Chudleigh's Limited
- Company type: Private limited company
- Industry: Food industry
- Founded: 1955 in Milton, Ontario, Canada
- Founders: Eric and Marion Chudleigh
- Headquarters: Milton, Ontario, Canada
- Key people: Tom and Carol Chudleigh, Dean and Scott Chudleigh
- Products: Caramel Apple Blossoms, Crumble Crunch Apple Blossoms, Chudleigh's Hard Apple Cider
- Website: chudleighs.com

= Chudleigh's Limited =

Canadian food company

Chudleigh's Limited is a privately owned Canadian company, based in Milton, Ontario, Canada. Its primary business is frozen baked desserts, which it prepares both for private label customers, and for marketing under its own Chudleigh's brand. Chudleigh's also operates Chudleigh's Farm, an entertainment farm in Milton, Ontario, located on the apple farm where the company was founded.

== History ==
Eric and Marion Chudleigh established a commercial apple orchard in Milton, Ontario, Canada, in 1955, and began propagating an experimental compact apple tree that would make harvesting more efficient. Their son, Tom, took over Chudleigh's Farm in 1963 after completing his BSc (Agr) at the Ontario Agricultural College.

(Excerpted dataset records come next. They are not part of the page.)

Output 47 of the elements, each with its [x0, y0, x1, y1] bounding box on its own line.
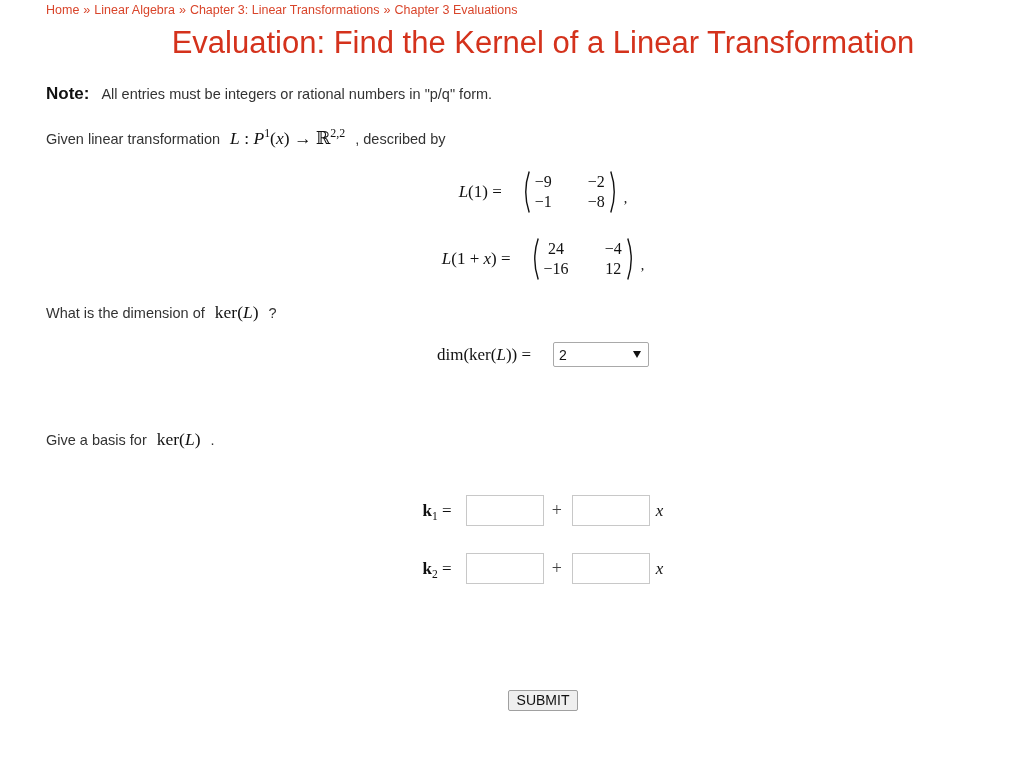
plus-sign: +: [551, 500, 562, 521]
submit-button[interactable]: SUBMIT: [507, 690, 579, 711]
note-label: Note:: [46, 83, 90, 105]
right-parenthesis-icon: [609, 171, 618, 213]
right-parenthesis-icon: [626, 238, 635, 280]
breadcrumb-link[interactable]: Chapter 3: Linear Transformations: [189, 3, 380, 17]
variable-text: x: [655, 500, 664, 521]
matrix-entry: −16: [543, 260, 569, 278]
answer-field[interactable]: [571, 553, 650, 584]
page-title: Evaluation: Find the Kernel of a Linear Transformation: [171, 25, 915, 61]
answer-field[interactable]: [465, 495, 544, 526]
answer-field[interactable]: [571, 495, 650, 526]
variable-text: x: [655, 558, 664, 579]
math-expression: ker(L): [156, 428, 201, 450]
punctuation-text: ,: [640, 258, 645, 275]
matrix-entry: −8: [587, 193, 605, 211]
intro-text: , described by: [355, 130, 446, 149]
question-text: Give a basis for: [46, 431, 147, 450]
intro-text: Given linear transformation: [46, 130, 221, 149]
note-text: All entries must be integers or rational numbers in "p/q" form.: [101, 85, 493, 104]
breadcrumb-link[interactable]: Linear Algebra: [94, 3, 175, 17]
math-expression: L(1 + x) =: [441, 249, 511, 269]
question-text: What is the dimension of: [46, 304, 205, 323]
matrix-entry: −4: [604, 240, 622, 258]
breadcrumb-separator: »: [178, 3, 186, 17]
math-expression: ker(L): [214, 301, 259, 323]
matrix-entry: 12: [604, 260, 622, 278]
breadcrumb-separator: »: [83, 3, 91, 17]
breadcrumb-link[interactable]: Chapter 3 Evaluations: [394, 3, 518, 17]
punctuation-text: ,: [623, 191, 628, 208]
vector-label: k$_{1}$ =: [422, 500, 452, 521]
matrix-entry: −9: [534, 173, 552, 191]
math-expression: L(1) =: [458, 182, 502, 202]
matrix-entry: 24: [547, 240, 566, 258]
breadcrumb-separator: »: [383, 3, 391, 17]
matrix-entry: −1: [534, 193, 552, 211]
math-expression: dim(ker(L)) =: [436, 344, 532, 365]
answer-field[interactable]: [465, 553, 544, 584]
breadcrumb-link[interactable]: Home: [46, 3, 80, 17]
punctuation-text: ?: [268, 304, 277, 323]
caret-icon: [633, 351, 642, 358]
dimension-select[interactable]: 2: [553, 342, 650, 367]
matrix-entry: −2: [587, 173, 605, 191]
punctuation-text: .: [210, 431, 215, 450]
vector-label: k$_{2}$ =: [422, 558, 452, 579]
plus-sign: +: [551, 558, 562, 579]
math-expression: L : P$^{1}$(x) → ℝ$^{2,2}$: [230, 127, 346, 149]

In 1967, Chudleigh's opened its farm to the public during apple season, allowing visitors to pick their own apples. In 1973, Tom's wife Carol began offering visitors slices of homemade apple pie, and by the 1980s, the farm was selling fresh baked whole pies to both farm visitors and restaurants in nearby Toronto.

In 1990, a fire destroyed most of the Chudleigh's Farm facility, leaving only the family home. In the aftermath and rebuilding, the commercial bakery was relocated to a separate facility nearby. Since then, it has remained in dedicated facilities as it has grown, occupying its current 120,000 sq. ft. Milton location in 2007. The Chudleigh's Farm continues to operate as a popular destination for families, as well as an event space between July 1 - October 31 every year. The farm activities include pick-your-own apples, a hay maze, farm animals, various swings, slides and play areas, as well as a retail and restaurant area.

Tom and Carol's sons Dean and Scott both joined the business (in 1986 and 1990 respectively), and have led the growth of the commercial bakery. Today, all four Chudleighs, along with other family members, actively manage the bakery and farm operations of Chudleigh's Limited.

The bakery products are sold in major Canadian grocery store chains, supermarkets and restaurants in North America, Europe, Mexico, Japan and Australia.

In summer 2018, Chudleigh's added Summer Cider Nights, featuring live local music and serving the new hard apple cider, to their pick-your-own apples family entertainment lineup.

== Products ==
- Crumble Crunch Apple Blossoms
- Caramel Apple Blossoms
- Apple Berry Blossoms
- Pineapple Upside Down Cake
- Molten Chocolate Lava Cakes
- Butter Toffee Sticky Cakes
- Mac N Cheese Blossoms
- Chudleigh's Orchard Cider

In 2017, Brick Brewing Company partnered with Chudleigh's to produce a Chudleigh's branded hard apple cider beginning with the 2018 summer season.